Apr 23, 2024
5:00pm - 7:00pm
Flex Hall C, Level 2, Summit
Jaymes Dionne1,Ashutosh Giri1,Patrick Hopkins2
University of Rhode Island1,University of Virginia2
Jaymes Dionne1,Ashutosh Giri1,Patrick Hopkins2
University of Rhode Island1,University of Virginia2
The design of innovative porous crystals with high porosities and large surface areas has garnered a great deal of attention over the past few decades due to their potential for a variety of applications, including flexible electronics, gas storage, and catalysts, among others. However, heat dissipation poses a major challenge in porous crystals and enhancing heat dissipation is key to realizing their potential.

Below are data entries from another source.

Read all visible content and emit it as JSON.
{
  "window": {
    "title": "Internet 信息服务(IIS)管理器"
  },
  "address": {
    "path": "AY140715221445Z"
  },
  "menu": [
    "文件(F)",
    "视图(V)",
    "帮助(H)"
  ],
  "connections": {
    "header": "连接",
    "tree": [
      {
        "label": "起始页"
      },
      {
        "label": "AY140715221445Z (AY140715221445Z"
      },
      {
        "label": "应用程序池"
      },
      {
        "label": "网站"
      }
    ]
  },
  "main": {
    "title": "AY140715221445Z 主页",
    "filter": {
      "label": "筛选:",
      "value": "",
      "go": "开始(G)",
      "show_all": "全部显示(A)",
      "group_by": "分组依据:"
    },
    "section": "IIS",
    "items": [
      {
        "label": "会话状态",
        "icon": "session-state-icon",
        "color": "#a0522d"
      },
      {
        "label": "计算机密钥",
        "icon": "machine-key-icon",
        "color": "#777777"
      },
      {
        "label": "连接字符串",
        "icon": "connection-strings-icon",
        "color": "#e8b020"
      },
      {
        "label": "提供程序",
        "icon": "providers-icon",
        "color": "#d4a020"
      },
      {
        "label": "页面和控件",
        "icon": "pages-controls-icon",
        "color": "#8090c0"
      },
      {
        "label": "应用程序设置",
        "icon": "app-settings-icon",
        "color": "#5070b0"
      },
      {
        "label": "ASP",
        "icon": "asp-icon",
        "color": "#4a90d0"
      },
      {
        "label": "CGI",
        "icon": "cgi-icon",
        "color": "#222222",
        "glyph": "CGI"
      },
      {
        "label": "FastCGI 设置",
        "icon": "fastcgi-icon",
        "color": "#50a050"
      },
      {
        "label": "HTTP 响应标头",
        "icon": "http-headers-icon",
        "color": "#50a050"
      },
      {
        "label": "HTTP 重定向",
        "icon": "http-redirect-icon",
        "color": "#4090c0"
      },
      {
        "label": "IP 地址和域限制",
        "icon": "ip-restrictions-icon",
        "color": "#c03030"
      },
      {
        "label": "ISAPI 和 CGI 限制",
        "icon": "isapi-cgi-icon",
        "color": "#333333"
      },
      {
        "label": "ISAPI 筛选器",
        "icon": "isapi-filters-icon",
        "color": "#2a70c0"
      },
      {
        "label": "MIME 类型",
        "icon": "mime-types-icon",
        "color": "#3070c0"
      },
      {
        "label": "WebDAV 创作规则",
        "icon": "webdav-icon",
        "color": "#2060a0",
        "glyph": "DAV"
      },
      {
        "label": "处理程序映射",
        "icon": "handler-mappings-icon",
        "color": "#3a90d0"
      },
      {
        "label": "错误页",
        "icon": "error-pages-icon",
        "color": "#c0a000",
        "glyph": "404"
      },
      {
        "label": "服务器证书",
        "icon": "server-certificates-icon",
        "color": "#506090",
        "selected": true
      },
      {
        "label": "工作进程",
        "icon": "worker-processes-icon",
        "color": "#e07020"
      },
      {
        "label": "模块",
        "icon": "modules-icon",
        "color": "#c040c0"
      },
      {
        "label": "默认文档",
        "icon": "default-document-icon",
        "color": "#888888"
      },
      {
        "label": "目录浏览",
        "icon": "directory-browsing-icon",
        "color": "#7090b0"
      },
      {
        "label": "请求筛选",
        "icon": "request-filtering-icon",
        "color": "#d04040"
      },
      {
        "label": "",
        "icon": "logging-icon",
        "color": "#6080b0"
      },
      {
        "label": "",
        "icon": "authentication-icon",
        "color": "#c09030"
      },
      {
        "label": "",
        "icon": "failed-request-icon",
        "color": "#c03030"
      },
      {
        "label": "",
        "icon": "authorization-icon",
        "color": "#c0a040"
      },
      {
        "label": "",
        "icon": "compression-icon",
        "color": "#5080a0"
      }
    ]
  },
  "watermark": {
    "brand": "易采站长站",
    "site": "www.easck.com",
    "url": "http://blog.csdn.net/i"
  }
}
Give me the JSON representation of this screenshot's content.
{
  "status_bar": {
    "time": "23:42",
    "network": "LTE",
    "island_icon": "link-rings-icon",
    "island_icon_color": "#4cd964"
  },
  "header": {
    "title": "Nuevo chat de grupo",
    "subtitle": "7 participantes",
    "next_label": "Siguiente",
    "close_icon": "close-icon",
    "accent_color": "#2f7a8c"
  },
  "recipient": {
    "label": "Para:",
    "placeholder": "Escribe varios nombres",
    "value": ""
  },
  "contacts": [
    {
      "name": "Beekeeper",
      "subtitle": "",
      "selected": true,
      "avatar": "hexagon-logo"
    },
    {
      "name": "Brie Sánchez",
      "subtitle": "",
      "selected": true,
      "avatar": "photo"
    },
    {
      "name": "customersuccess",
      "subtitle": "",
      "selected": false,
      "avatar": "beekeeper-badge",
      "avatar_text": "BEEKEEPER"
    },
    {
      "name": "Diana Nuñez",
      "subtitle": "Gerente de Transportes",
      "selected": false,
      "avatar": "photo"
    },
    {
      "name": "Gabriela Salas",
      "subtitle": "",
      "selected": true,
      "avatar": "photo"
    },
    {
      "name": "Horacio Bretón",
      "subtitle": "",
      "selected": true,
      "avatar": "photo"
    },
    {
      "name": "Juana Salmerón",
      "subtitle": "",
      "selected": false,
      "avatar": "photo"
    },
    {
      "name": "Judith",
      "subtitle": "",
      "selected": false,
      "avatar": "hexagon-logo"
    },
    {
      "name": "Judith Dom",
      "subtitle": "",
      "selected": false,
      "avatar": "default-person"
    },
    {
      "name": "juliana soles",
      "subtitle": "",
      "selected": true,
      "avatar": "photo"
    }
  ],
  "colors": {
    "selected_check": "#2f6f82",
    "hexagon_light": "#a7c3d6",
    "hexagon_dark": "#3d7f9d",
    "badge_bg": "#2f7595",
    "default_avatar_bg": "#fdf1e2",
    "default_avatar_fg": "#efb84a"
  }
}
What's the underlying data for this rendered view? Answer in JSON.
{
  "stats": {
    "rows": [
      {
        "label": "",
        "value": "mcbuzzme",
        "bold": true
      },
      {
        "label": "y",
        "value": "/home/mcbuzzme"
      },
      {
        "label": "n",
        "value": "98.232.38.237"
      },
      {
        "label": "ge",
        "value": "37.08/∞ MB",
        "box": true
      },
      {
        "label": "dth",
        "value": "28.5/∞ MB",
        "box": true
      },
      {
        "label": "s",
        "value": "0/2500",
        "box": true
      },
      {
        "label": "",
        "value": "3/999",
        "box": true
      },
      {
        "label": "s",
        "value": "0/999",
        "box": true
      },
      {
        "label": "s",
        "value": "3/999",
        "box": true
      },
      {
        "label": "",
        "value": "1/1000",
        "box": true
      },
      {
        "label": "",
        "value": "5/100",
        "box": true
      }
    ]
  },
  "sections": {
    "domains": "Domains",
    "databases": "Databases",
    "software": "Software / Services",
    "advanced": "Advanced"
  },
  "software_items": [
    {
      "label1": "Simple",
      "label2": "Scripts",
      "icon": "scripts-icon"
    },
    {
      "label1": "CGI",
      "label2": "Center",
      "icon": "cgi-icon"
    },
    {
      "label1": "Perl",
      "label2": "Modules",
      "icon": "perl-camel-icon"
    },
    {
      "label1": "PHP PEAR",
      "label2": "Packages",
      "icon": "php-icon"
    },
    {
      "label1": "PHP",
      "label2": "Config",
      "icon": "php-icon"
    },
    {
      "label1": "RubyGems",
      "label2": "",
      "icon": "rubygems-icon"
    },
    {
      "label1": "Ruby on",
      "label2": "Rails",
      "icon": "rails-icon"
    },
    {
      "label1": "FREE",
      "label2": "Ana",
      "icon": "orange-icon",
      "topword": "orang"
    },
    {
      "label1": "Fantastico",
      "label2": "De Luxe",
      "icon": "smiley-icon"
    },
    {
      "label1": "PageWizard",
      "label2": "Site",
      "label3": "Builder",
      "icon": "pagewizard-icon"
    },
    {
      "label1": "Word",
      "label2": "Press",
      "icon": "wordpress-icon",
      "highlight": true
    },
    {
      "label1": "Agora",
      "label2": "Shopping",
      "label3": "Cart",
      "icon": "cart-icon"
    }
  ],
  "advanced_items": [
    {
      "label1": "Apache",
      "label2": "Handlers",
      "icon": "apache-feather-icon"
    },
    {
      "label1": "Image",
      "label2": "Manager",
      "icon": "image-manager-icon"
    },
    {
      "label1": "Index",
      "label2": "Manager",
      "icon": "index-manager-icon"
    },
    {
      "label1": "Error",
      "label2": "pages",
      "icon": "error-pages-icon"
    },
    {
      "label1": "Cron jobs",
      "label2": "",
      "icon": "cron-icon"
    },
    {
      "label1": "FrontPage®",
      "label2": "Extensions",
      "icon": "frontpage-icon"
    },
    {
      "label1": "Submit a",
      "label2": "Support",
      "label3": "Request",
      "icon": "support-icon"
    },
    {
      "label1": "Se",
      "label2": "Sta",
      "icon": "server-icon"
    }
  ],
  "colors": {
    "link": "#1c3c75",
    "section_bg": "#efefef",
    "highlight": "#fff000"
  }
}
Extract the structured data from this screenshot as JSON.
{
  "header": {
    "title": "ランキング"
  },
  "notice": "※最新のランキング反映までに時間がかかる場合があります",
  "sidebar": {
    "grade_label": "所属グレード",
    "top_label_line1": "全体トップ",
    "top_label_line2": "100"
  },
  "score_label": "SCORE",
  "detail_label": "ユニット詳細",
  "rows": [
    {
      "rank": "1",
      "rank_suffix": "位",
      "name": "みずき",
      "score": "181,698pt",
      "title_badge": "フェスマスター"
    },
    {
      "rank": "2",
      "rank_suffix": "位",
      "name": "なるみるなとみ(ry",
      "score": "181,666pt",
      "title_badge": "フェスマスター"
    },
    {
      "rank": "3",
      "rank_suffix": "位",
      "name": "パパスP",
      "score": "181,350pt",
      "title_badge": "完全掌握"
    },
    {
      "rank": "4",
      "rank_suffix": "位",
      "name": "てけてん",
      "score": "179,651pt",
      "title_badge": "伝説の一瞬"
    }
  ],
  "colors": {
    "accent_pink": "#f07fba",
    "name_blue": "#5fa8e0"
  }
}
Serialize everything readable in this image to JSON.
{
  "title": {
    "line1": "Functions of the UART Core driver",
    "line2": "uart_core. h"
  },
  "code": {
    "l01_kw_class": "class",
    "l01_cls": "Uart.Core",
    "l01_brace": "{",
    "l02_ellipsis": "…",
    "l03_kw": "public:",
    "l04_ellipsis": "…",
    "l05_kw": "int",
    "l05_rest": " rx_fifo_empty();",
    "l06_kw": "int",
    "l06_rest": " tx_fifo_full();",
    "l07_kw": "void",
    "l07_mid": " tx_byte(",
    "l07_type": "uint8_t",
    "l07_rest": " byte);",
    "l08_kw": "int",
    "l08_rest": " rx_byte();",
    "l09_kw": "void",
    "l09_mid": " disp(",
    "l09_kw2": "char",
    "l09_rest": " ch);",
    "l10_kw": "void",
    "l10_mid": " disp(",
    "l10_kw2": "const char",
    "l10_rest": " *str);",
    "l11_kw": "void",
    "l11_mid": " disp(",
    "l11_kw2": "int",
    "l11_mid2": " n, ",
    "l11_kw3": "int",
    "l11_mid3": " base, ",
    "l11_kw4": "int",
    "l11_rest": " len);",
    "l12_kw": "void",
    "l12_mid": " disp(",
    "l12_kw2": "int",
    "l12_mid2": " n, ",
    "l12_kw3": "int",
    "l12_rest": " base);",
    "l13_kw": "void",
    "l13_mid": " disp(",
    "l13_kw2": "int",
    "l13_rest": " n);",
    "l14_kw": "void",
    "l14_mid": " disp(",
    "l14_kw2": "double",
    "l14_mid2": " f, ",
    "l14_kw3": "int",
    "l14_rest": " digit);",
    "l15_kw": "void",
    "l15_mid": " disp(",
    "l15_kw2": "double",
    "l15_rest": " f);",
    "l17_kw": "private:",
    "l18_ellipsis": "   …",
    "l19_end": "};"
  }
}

In this work, we use systematic atomistic simulations to show that the interpenetration of two, two-dimensional frameworks possess remarkable thermal conductivities at high porosities compared with their single three-dimensional framework and interpenetrated three-dimensional framework counterparts. Typically, high thermal conductivities are associated with low porosities; however, this work provides an alternative method to retain high porosities while drastically enhancing the thermal conductivity of the porous crystal. We attribute this to lower phonon-phonon scattering and vibrational hardening from supramolecular interactions that restrict atomic vibrational amplitudes, enhancing heat conduction. We also show this for realistic systems, with a two-dimensional interpenetrated framework of COF-1 achieving an order of magnitude increase in thermal conductivity when compared to its three-dimensional counterpart, COF-300. This introduces a new regime of materials design that combines ultrahigh thermal conductivities with ultralow mass densities via the interpenetration of two-dimensional porous crystals.